In 2007, the senate was debating whether to force Americans to burn up a substantial percent of the world’s food supply by converting corn to ethanol. Even at the time, there was a plethora of scientific arguments noting that this was silly, but instead, AAAS draped a huge sign from the side of their building.
The sign featured an ear of corn morphing into a gas pump, backgrounded by a deep blue, unpolluted sea, and read “Fuel for Thought on Alternative Energy Sources.” Such a pretty picture! Who couldn’t drive by and believe that AAAS thought corn-based ethanol was a wonderful idea? Not much different than hanging a “SOCIALSMO O MUERTE” sign from the Cuban Academy of Sciences.
Its recent report takes the cake. According to AAAS, everyone agrees that climate change is real, is terrible, is going to get worse, and that we must do something about it. Now.
The first one is right, but one out of four is mediocre for baseball, and horrible for science. AAAS has conveniently ignored the two hottest topics in climate change today—1) that climate models have done remarkably poorly in replicating the evolution of global temperature during the past several decades , and 2) that high-end climate horror stories emanating from these lousy models are largely unsupported by observations. Further, they managed to ignore a spate of published science demonstrating that the sensitivity of temperature to carbon dioxide changes was substantially overestimated in those models, shown here.
Being somewhat bereft of pertinent facts, AAAS instead resorts to pounding the table, in this case with the good old appeal to (self appointed) authority:
“We’re the largest general scientific society in the world, and therefore we believe we have an obligation to inform the public and policymakers about what science is showing about any issue in modern life, and climate is a particularly pressing one,” said Dr. Alan Leshner, CEO of AAAS. “As the voice of the scientific community, we need to share what we know and bring policymakers to the table to discuss how to deal with the issue.”

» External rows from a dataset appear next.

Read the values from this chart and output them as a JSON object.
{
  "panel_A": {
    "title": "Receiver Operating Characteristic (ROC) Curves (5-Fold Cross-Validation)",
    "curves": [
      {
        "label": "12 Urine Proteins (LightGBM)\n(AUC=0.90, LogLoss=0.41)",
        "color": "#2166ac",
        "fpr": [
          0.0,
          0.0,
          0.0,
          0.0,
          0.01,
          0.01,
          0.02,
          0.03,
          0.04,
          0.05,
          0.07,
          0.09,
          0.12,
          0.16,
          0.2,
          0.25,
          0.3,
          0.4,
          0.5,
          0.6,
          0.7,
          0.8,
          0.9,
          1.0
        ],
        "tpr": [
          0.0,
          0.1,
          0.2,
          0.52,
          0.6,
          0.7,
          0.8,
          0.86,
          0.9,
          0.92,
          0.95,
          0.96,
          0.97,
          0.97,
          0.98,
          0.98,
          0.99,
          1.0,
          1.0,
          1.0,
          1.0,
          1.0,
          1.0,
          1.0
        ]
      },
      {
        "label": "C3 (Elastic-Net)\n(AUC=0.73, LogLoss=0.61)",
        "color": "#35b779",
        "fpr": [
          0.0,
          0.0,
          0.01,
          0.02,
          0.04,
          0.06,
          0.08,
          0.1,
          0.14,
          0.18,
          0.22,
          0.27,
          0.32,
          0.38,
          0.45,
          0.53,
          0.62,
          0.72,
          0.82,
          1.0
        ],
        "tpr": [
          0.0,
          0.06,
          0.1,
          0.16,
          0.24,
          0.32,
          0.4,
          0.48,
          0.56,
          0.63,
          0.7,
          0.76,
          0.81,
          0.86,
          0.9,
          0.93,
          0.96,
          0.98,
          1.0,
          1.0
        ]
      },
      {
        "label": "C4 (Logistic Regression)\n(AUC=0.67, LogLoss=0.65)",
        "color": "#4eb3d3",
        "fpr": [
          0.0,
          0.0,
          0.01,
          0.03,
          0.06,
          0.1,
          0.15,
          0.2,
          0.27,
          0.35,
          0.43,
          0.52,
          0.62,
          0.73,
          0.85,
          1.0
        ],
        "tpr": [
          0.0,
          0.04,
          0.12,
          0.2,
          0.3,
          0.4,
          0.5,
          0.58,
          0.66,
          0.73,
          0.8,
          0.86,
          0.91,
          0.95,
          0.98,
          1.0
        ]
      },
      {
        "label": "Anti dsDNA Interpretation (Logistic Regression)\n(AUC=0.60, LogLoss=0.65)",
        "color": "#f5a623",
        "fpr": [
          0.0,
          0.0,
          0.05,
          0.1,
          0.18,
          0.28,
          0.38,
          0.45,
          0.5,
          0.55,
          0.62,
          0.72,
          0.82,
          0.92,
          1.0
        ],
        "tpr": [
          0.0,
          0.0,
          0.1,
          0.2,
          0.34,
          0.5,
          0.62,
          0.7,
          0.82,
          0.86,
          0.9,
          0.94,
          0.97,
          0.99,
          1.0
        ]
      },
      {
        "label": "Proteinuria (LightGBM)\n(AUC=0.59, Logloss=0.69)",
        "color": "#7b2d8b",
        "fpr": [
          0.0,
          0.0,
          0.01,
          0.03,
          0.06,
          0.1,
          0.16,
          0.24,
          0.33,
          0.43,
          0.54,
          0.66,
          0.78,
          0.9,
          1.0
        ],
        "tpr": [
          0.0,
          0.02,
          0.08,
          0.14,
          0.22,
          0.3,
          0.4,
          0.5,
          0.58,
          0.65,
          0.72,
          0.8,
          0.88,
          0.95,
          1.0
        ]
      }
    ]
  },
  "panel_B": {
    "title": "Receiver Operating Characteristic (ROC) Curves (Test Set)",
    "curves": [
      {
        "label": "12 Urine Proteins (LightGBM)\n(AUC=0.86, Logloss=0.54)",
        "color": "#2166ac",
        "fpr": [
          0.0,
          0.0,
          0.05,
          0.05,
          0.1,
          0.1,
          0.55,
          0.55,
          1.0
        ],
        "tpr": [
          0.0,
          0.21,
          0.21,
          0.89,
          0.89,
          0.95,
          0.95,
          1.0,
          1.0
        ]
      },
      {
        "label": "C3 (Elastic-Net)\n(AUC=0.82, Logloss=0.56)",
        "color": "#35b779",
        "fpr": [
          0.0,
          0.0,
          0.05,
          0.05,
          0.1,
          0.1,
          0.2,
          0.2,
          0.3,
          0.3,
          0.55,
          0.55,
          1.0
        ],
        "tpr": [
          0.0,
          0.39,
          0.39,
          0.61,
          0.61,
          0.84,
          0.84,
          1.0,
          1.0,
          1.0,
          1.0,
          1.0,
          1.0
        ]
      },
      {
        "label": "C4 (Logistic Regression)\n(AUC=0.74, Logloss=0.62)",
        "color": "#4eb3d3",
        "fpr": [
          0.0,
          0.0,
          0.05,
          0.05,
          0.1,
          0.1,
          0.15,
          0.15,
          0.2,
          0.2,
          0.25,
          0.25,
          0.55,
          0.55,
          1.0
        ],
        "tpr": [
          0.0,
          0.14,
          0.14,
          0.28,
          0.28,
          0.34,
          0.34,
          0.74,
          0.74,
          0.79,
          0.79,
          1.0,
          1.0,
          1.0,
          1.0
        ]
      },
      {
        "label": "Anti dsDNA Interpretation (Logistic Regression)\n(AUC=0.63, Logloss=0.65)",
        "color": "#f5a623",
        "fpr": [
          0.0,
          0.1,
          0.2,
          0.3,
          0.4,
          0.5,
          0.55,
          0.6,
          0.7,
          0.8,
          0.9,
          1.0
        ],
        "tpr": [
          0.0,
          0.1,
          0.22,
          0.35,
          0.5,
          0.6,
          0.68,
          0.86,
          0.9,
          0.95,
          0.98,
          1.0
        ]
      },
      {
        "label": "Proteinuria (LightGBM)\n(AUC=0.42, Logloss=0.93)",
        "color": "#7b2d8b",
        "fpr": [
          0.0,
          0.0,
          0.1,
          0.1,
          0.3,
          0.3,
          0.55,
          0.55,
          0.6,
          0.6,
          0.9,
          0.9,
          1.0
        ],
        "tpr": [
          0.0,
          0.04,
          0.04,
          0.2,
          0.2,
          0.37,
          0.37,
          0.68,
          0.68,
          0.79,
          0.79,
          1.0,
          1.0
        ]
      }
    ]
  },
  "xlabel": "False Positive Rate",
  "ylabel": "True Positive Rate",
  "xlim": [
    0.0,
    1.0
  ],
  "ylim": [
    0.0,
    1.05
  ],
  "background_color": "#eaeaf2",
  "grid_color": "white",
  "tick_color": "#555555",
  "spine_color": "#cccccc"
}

Has anyone noticed that the Administration is obsessed with climate change and that Congress is not? Obama promised before the 2008 election that his policies would “necessarily bankrupt” anyone who built a coal-fired power plant, and the day after the 2010 election (the day he lost control of the House because of his cap-and-trade bill) that he would bypass our elected representatives to fulfill his heated campaign promises.
This power grab, and others like it (see Obamacare), is increasingly distasteful to the American people. But, as I’m sure the AAAS would agree, desperate times call for desperate measures, so, if things are as bad as AAAS says they are, well, so much for your silly separation of powers.
You’d expect better of the nation’s premier scientific organization, but it drank the ethanol years ago. Socalismo o muerte!